Large Data Set Analysis in the Cloud: Hadoop gets a boost

09.04.2009
Traditional business intelligence solutions can't scale to the degree necessary in today's data environment. One solution getting a lot of attention recently: Hadoop, an open-source product inspired by 's search architecture. Twenty years ago, most companies' data came from fundamental transaction systems: Payroll, ERP, and so on. The amounts of data seemed large, but usually were bounded by well-understood limitations: the overall growth of the company and the growth of the general economy. For those companies that wanted to gain more insight from those systems' data, the related data warehousing systems reflected the underlying systems' structure: regular data schema, smooth growth, well-understood analysis needs. The typical business intelligence constraint was the amount of processing power that could be applied. Consequently, a great deal of effort went into the data design to restrict the amount of processing required to the available processing power. This led to the now time-honored business intelligence data warehouses: fact tables, dimension tables, star schemas.

Today, the nature of business intelligence is totally changed. Computing is far more widespread throughout the enterprise, leading to many more systems generating data.

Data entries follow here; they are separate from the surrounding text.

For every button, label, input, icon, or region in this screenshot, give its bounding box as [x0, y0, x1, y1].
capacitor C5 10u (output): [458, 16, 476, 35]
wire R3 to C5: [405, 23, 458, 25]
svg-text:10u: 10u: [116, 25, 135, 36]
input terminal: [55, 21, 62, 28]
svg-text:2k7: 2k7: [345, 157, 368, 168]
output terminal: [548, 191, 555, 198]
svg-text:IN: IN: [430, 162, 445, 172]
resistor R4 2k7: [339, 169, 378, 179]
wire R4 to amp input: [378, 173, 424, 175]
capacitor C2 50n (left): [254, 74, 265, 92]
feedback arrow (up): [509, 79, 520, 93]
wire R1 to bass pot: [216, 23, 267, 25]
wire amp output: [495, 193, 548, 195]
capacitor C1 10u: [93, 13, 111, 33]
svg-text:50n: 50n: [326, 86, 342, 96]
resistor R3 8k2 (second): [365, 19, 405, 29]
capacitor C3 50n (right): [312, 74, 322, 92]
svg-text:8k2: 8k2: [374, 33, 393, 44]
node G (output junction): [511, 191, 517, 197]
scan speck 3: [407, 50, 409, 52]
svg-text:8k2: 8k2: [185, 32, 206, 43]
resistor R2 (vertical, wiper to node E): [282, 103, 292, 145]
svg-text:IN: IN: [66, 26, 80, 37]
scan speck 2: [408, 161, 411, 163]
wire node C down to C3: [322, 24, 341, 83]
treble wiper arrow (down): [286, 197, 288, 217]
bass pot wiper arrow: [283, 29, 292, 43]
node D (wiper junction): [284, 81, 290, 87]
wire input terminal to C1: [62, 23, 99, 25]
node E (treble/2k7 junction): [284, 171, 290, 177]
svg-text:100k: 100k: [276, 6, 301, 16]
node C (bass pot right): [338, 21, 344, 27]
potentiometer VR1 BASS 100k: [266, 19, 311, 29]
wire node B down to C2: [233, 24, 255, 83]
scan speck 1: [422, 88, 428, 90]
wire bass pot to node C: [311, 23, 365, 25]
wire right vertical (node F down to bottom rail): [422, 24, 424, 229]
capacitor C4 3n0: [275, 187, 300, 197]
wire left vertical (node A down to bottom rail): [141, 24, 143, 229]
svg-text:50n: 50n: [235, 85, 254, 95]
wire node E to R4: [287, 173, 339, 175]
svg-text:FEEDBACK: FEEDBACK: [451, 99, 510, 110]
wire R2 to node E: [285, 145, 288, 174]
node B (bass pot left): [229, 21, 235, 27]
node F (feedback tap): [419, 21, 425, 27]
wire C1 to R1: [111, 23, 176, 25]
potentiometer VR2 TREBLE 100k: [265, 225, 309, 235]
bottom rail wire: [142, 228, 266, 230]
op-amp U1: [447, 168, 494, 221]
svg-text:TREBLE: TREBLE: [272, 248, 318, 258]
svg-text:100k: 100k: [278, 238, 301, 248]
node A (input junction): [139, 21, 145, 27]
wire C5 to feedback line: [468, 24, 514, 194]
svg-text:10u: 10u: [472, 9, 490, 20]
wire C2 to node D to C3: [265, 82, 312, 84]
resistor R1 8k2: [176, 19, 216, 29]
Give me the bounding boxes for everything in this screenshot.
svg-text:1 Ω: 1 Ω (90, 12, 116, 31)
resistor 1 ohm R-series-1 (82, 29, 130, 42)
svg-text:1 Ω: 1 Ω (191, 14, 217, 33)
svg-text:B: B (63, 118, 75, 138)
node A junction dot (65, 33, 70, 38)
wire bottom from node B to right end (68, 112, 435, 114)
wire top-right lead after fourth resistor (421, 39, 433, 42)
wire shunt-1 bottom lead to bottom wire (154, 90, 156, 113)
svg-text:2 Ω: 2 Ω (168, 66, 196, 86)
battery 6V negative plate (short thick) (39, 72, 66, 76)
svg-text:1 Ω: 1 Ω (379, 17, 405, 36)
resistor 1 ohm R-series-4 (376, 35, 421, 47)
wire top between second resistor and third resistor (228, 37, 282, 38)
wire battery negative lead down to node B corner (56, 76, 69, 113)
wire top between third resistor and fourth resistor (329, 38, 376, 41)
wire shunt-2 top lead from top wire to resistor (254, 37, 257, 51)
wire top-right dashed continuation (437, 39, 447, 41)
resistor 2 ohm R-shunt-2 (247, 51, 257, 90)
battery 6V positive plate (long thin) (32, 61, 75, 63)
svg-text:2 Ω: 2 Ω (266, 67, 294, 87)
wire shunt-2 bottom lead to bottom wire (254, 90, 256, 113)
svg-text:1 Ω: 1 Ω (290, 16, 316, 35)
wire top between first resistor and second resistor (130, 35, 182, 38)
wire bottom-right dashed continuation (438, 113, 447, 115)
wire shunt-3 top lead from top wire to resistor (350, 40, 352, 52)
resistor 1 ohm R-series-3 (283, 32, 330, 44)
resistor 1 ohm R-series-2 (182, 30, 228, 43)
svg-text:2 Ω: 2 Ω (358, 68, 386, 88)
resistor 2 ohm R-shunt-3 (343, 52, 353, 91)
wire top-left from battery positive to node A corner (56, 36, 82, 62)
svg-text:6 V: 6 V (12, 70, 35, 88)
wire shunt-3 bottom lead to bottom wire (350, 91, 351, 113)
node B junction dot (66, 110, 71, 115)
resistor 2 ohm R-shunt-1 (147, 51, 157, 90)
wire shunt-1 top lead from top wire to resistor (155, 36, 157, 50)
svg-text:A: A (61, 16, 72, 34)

Companies are on the Internet, generating huge torrents of unstructured data: searches, clickstreams, interactions, and the like. And it's much harder-if not impossible-to forecast what kinds of analytics a company might want to pursue.

Today it might be clickstream patterns through the company website. Tomorrow it might be cross-correlating external blog postings with order patterns. The day after it might be something completely different. And the system bottleneck has shifted. While in the past the problem was how much processing power was available, today the problem is how much data needs to be analyzed. At Internet-scale, a company might be dealing with dozens or hundreds of terabytes. At that size, the number of drives required to hold the data guarantees frequent drive failures. And attempting to centralize the data imposes too much network traffic to conveniently migrate data to processors.

One thing is clear: the traditional business intelligence solutions can't scale to the degree necessary in today's data environment.

Fortunately, several solutions have been developed. One, in particular, has gotten a lot of attention recently: Hadoop. Essentially, Hadoop is an open source product inspired by Google's search architecture. Interestingly, unlike previous open source products that were usually implementations of previously-existing proprietary products, Hadoop has no proprietary predecessor. The innovation in this aspect of big data resides in the open source community, not in a private company.

Hadoop creates a pool of computers, each with a special Hadoop file system. A central master Hadoop node spreads data across each machine in a file structure designed for large block data reads and writes. It uses a clever hash algorithm to cluster data elements that are similar, making processing data sets extremely efficient. For robustness, three copies of all data is kept to ensure that hardware failures do not halt processing.